Bernard
Haillant,
Forum des Halles, 24 septembre
Bernard
Haillant fête ses deux fois vingt ans - quarante ans selon l'état-civil, dont
vingt ans de chanson -, entouré de nombreux compagnons des planches. Dans la
salle, comble, un public ravi... d'avoir pu obtenir de la place (une semaine
avant, on avait déjà dû refuser l'équivalent d'une salle complète !
Dommage, on aurait pu remplir Bobino...).
En
fait, le genre de soirée à chausse-trappes, génératrice de toutes sortes
d'ennuis.

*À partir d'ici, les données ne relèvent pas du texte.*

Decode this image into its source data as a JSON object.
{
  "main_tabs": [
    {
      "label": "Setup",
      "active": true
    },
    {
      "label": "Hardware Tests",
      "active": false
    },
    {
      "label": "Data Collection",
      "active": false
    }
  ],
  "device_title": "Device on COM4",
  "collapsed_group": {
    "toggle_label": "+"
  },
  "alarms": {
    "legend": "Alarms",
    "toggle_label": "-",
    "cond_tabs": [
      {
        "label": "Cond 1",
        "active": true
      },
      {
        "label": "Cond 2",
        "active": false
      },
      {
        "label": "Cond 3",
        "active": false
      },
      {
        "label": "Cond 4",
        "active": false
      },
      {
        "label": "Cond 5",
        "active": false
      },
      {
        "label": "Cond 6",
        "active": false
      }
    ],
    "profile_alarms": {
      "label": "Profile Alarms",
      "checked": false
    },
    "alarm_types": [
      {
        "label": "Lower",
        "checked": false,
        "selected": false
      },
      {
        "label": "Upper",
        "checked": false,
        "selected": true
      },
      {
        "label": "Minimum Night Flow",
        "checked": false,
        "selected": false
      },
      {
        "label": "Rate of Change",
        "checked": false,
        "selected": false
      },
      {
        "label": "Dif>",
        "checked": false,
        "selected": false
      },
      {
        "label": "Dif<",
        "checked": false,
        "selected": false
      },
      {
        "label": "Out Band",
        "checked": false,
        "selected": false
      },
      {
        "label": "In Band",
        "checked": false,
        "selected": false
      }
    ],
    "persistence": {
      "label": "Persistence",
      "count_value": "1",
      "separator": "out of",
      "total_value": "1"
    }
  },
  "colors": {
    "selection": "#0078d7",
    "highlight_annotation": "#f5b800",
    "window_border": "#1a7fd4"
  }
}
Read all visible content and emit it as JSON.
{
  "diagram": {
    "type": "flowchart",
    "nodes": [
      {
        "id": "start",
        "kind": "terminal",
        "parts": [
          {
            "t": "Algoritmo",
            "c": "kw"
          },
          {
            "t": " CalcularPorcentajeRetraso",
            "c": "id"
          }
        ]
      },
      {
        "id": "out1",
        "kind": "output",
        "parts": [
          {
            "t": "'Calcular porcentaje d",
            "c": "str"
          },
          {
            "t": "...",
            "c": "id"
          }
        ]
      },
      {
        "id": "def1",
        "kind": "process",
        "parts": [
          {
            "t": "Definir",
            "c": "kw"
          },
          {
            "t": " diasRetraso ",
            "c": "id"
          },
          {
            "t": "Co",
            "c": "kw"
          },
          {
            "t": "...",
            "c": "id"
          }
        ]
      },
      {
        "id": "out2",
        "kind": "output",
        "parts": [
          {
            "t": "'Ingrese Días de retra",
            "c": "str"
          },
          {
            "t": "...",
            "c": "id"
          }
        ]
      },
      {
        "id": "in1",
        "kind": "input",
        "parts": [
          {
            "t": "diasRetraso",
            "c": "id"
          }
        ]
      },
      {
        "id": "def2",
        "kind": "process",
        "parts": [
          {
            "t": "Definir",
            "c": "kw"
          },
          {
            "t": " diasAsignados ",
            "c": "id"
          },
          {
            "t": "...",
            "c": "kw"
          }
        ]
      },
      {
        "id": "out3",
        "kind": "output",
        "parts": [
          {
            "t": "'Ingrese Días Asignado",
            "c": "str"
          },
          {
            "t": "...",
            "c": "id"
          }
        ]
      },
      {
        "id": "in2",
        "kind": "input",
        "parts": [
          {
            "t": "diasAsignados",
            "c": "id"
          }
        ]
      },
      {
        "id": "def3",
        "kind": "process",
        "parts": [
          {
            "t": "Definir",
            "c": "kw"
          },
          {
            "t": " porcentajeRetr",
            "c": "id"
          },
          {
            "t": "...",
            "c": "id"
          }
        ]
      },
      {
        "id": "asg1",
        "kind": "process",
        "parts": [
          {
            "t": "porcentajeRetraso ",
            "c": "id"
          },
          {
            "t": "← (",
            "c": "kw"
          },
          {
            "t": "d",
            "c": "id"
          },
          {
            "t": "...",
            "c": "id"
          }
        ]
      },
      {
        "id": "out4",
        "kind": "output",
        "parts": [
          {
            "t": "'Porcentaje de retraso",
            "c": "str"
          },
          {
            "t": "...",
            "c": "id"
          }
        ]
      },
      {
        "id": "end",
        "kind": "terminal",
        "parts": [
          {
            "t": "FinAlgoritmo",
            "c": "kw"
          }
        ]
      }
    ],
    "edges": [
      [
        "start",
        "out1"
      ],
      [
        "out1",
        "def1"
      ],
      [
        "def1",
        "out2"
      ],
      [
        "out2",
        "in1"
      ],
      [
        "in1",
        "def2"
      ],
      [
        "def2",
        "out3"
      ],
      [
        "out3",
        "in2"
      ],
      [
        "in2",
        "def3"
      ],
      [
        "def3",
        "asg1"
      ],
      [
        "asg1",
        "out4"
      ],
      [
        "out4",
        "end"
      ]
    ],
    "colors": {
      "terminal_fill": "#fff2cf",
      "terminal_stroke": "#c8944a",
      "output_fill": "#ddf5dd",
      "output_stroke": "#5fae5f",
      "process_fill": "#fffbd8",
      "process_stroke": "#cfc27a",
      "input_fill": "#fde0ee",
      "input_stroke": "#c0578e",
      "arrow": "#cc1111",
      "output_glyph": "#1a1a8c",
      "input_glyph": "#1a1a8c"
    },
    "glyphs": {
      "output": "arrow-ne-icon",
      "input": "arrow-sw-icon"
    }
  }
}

Que de spectacles collectifs a-t-on vu où l'un ou l'autre artiste ne
résistait pas au plaisir de tirer la couverture à soi, se souciant comme d'une
guigne des petits camarades à suivre : après moi le déluge ! Combien a-t-on
vu de soirées de ce type où les passages de témoin, d'un artiste à l'autre,
se faisaient hésitants,
plus qu'approximatifs, où la régie son souffrait mille morts... et le public
avec?! Mais ce soir-là - ô miracle de la ferveur partagée - rien de tout
cela. Une sono parfaitement au point, qui suscita les applaudissements nourris
du public, des éclairages sobres mais sans bavures, des transitions coulées,
sans la moindre attente ni valse-hésitation. Bref, une réussite complète
dans la forme pour trois heures environ de spectacle.
Et
dans le fond ? Une ambiance sympathique, bon enfant, chaleureuse, voulue par le
maître d'œuvre : Bernard Haillant soi-même, au four et au moulin, à la
guitare et à la sanza, formidable d'authenticité et de générosité, suintant
l'émotion par tous les pores de la peau, avec cette voix râpeuse et d'une
force incroyable, de l'émotion (merveilleux
"Homme qui pleure" !), mais aussi de la tendresse et de
l'humour...
Autour
de lui et à tour de rôle, des noms plus ou moins connus du monde de la musique
et de la chanson, aux qualités certes inégales mais fondues ce soir-là dans
un même creuset d'amitié chauffée à blanc, interprétant une chanson de leur
répertoire et/ou une autre de Bernard : Angélique lonatos, bouleversante dans
"Je vis en négritude", Fawzi AI-Aiedy, remarquable au cor anglais
ainsi que Youval Micenmacher aux percussions. Pedro Aledo (avec Heiner Thym,
notamment, au violoncelle) et ses chants méditerranéens. Marcel Azzola et
Patrice Caratini et leurs accordéon et contrebasse magiques, Michel Boulet,
Didier Desmas, les marionnettes de Jeanpico, Eve Griliquez ("qui a tant
tait pour la chanson française" dixit Haillant), Gaëtan de Courrèges,
Raymond Fau, Pia Ingrao, et j'en passe.. sans oublier Maxime Le Forestier venu,
à la guitare acoustique, faire un pied-de-nez à son copain Bernard en interprétant
"J'ai eu trente ans" !
En
bref, une soirée unique dans tous les sens du terme. Parce qu'elle ne pourra, hélas,
se renouveler, mais aussi parce qu'elle restera dans les mémoires des heureux
présents comme un de ces moments privilégiés que seuls la chanson vivante, la
musique et le plaisir partagés peuvent offrir.